Çay, yağ, makyaj, çikolata lekeleri… Gün içinde fark etmeden üzerinize bulaşan lekeler artık kâbus olmaktan çıkıyor. Siemens iQ500 çamaşır makinesi ile stainRemoval teknolojisi devreye giriyor. Tek bir dokunuşla çay, yağ, kozmetik veya günlük hayatta karşılaştığınız diğer zor lekeler için özel programları aktif edebilirsiniz. 

Siemens Home Connect uygulaması sayesinde daha fazla leke türünü ve bunlar için geliştirilmiş özel programları keşfetmek de mümkün.
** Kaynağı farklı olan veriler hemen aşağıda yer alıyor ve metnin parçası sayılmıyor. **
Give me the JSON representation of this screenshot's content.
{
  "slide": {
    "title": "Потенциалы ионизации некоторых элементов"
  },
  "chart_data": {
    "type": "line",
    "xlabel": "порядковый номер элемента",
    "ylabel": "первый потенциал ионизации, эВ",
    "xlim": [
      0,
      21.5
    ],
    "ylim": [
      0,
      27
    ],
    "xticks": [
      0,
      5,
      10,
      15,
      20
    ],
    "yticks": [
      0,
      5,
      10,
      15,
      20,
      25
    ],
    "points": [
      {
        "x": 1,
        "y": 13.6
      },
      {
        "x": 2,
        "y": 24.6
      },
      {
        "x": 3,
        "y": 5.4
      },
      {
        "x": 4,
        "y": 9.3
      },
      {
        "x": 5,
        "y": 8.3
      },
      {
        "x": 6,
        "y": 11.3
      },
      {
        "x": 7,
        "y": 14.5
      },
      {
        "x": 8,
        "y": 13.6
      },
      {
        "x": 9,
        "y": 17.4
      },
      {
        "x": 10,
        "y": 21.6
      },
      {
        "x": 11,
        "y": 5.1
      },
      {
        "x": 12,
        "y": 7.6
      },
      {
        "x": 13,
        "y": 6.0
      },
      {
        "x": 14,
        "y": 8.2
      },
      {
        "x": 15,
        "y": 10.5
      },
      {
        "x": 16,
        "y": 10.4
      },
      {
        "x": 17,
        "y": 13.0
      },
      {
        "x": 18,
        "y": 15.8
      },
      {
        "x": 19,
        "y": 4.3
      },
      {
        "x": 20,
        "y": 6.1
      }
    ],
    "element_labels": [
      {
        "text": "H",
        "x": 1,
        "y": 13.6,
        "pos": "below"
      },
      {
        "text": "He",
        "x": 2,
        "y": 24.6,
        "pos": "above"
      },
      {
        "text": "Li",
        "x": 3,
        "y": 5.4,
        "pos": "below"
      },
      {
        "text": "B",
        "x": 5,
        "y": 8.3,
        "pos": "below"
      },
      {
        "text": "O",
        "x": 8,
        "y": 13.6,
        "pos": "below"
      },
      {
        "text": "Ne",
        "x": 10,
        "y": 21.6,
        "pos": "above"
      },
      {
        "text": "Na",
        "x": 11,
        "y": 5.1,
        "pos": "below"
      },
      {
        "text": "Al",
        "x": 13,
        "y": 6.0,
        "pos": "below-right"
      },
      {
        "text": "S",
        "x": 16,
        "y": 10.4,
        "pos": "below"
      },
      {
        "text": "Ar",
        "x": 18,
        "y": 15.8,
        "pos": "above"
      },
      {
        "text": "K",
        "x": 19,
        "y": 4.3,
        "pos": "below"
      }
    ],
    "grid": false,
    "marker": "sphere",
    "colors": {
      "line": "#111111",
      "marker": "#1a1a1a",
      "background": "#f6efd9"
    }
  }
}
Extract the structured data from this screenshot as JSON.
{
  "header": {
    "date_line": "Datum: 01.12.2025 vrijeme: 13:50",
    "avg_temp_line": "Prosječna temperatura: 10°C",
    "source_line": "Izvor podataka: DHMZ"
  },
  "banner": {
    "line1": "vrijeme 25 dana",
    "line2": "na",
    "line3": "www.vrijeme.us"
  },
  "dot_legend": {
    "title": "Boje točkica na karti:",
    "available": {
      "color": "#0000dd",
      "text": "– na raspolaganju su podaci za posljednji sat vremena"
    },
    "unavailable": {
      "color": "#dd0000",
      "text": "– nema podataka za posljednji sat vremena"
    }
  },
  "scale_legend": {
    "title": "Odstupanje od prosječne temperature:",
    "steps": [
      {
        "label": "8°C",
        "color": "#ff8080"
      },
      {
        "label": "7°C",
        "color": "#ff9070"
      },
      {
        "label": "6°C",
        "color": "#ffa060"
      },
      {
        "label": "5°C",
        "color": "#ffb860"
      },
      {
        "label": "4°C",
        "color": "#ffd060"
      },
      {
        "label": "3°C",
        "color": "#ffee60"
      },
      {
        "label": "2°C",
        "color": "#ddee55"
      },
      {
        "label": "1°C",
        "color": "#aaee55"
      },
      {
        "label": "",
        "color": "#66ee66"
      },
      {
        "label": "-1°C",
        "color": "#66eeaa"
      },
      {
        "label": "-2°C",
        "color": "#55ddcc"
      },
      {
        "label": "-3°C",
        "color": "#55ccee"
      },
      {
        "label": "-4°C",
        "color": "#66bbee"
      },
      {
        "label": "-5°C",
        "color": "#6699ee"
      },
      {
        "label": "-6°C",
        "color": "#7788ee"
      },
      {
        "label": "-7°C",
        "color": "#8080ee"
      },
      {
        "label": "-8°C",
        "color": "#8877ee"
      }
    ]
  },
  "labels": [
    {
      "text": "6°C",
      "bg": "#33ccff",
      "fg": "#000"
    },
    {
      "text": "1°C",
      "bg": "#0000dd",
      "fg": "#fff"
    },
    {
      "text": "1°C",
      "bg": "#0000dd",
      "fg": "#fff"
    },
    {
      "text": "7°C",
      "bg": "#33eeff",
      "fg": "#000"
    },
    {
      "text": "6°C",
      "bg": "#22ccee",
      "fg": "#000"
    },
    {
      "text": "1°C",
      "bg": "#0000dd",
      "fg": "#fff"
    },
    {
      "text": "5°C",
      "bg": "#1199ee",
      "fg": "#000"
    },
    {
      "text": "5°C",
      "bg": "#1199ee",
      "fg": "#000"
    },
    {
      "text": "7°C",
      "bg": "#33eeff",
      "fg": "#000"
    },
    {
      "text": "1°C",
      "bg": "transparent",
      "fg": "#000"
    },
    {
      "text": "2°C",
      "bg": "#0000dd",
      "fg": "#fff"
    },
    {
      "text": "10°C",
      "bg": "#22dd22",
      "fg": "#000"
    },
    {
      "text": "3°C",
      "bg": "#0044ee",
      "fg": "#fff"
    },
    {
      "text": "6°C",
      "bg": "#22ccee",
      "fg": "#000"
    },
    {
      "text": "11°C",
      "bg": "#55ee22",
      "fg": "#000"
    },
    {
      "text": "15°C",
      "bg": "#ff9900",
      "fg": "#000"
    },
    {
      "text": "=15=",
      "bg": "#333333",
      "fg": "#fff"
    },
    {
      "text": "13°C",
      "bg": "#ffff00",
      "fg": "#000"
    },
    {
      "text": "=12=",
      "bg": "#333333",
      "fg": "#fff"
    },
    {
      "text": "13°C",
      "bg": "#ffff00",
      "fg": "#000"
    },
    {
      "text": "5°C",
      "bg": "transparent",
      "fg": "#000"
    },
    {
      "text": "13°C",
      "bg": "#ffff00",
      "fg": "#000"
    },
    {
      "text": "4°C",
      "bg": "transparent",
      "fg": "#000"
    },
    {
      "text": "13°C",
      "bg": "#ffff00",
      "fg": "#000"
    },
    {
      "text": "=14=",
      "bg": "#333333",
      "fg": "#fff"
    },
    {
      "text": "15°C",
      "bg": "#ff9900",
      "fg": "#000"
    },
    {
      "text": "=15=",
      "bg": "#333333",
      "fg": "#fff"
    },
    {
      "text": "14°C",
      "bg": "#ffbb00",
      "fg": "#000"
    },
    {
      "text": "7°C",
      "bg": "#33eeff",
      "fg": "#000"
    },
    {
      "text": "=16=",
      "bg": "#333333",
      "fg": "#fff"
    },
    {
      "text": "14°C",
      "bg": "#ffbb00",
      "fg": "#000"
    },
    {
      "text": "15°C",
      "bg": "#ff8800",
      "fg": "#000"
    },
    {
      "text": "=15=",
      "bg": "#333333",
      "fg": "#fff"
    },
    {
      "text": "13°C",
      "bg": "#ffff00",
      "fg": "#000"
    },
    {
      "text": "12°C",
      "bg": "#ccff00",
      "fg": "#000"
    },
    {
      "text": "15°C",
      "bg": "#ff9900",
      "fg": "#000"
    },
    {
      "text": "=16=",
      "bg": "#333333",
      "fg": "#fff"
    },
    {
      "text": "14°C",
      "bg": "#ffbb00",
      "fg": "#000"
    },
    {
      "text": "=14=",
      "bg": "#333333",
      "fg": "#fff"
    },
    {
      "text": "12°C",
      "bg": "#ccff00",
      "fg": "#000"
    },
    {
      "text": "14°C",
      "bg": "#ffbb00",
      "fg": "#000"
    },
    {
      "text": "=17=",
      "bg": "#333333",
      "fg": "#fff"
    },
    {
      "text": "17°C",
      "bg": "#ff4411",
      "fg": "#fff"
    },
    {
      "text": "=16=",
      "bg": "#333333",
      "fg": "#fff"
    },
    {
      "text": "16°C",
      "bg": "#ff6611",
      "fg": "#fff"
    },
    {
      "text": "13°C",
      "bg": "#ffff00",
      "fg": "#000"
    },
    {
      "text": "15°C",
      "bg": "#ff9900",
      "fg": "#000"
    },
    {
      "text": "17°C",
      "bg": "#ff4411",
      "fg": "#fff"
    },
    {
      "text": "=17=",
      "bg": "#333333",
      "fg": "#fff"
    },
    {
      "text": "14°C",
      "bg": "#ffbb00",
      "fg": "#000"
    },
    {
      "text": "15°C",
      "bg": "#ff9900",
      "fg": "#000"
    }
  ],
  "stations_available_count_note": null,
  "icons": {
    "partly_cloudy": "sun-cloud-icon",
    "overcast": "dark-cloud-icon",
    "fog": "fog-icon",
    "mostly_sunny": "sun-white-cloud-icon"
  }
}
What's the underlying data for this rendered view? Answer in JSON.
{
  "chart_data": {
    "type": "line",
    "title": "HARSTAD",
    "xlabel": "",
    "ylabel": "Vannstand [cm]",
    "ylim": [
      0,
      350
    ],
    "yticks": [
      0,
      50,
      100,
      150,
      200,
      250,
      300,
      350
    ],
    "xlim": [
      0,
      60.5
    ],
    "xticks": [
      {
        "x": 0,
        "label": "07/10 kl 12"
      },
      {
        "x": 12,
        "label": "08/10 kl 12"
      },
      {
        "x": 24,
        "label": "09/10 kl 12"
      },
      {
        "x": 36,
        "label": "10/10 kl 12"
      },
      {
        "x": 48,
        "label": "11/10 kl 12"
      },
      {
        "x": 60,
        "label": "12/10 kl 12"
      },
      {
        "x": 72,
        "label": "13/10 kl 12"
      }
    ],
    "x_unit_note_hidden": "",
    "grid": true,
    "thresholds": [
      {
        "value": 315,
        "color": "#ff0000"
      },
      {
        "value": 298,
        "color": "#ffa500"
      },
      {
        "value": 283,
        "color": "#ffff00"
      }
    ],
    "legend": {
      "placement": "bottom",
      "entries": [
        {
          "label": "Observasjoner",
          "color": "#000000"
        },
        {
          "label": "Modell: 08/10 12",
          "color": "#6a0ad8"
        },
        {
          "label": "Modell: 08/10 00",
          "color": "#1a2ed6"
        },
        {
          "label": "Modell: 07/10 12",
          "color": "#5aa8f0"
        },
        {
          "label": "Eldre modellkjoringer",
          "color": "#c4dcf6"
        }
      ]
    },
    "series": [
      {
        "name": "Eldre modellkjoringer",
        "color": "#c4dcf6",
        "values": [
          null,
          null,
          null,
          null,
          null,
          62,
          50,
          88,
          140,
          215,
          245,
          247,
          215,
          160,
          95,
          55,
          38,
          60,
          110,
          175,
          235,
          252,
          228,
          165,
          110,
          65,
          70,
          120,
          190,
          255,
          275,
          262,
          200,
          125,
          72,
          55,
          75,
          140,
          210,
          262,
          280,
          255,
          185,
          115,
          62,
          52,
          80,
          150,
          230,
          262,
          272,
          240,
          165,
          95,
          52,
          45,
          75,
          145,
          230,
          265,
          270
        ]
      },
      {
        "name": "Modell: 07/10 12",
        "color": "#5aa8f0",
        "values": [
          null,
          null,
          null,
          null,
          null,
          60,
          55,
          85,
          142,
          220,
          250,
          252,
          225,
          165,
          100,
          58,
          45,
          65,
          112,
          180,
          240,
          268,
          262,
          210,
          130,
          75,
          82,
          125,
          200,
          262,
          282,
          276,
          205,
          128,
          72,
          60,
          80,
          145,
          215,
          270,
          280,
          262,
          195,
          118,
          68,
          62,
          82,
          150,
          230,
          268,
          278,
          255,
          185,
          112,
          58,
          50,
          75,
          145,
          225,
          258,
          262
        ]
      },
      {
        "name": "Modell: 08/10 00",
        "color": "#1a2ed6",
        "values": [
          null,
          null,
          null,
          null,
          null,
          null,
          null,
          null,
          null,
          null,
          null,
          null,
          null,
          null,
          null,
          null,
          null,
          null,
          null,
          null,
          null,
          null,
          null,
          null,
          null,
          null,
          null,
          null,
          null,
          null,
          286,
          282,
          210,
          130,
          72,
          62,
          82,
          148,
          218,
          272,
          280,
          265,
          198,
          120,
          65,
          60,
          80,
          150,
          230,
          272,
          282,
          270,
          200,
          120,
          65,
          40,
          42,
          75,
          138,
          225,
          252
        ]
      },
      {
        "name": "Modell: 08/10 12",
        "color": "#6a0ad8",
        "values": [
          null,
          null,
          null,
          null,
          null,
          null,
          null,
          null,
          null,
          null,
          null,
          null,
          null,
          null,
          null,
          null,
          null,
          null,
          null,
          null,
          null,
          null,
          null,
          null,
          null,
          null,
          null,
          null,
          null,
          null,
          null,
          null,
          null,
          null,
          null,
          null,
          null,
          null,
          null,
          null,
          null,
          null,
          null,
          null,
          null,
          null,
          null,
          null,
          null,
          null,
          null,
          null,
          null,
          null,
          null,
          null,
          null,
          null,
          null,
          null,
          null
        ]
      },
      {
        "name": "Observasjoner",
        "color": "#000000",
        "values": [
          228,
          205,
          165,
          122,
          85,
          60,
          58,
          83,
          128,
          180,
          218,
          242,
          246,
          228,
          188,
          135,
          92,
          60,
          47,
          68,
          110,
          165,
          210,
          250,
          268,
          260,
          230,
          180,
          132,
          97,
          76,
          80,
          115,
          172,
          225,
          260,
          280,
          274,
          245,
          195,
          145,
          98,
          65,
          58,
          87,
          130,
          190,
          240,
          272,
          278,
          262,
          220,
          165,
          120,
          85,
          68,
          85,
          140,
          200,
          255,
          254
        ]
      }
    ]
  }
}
Yani sadece “lekeyi çıkar” demekle kalmıyor, sizin için en doğru yıkama programını da otomatik olarak öneriyor. Böylece hem lekelerle uğraşmak zorunda kalmıyor hem de giysilerinizin ömrünü koruyorsunuz. 

Artık çocuğunuza yemek yedirirken dökülen yemek lekeleri, kahve kazaları ya da mutfakta sıçrayan yağ lekeleri sizi endişelendirmiyor. stainRemoval, günlük hayatın getirdiği küçük sürprizlere karşı en güvenilir yardımcınız oluyor. 

Siemens iQ500 çamaşır ve kurutma makineleri, artık sadece kıyafetlerinizi temizleyen makineler değil; size zaman, konfor ve güven veren akıllı iş ortaklarınızdır. Ütüye harcadığınız vakti kendinize ayırın, lekelerle uğraşmayı unutun ve teknolojinin yaşam alanınıza uyumunun keyfini yaşayın.

*Bu yazı Siemens’in katkılarıyla hazırlanmıştır.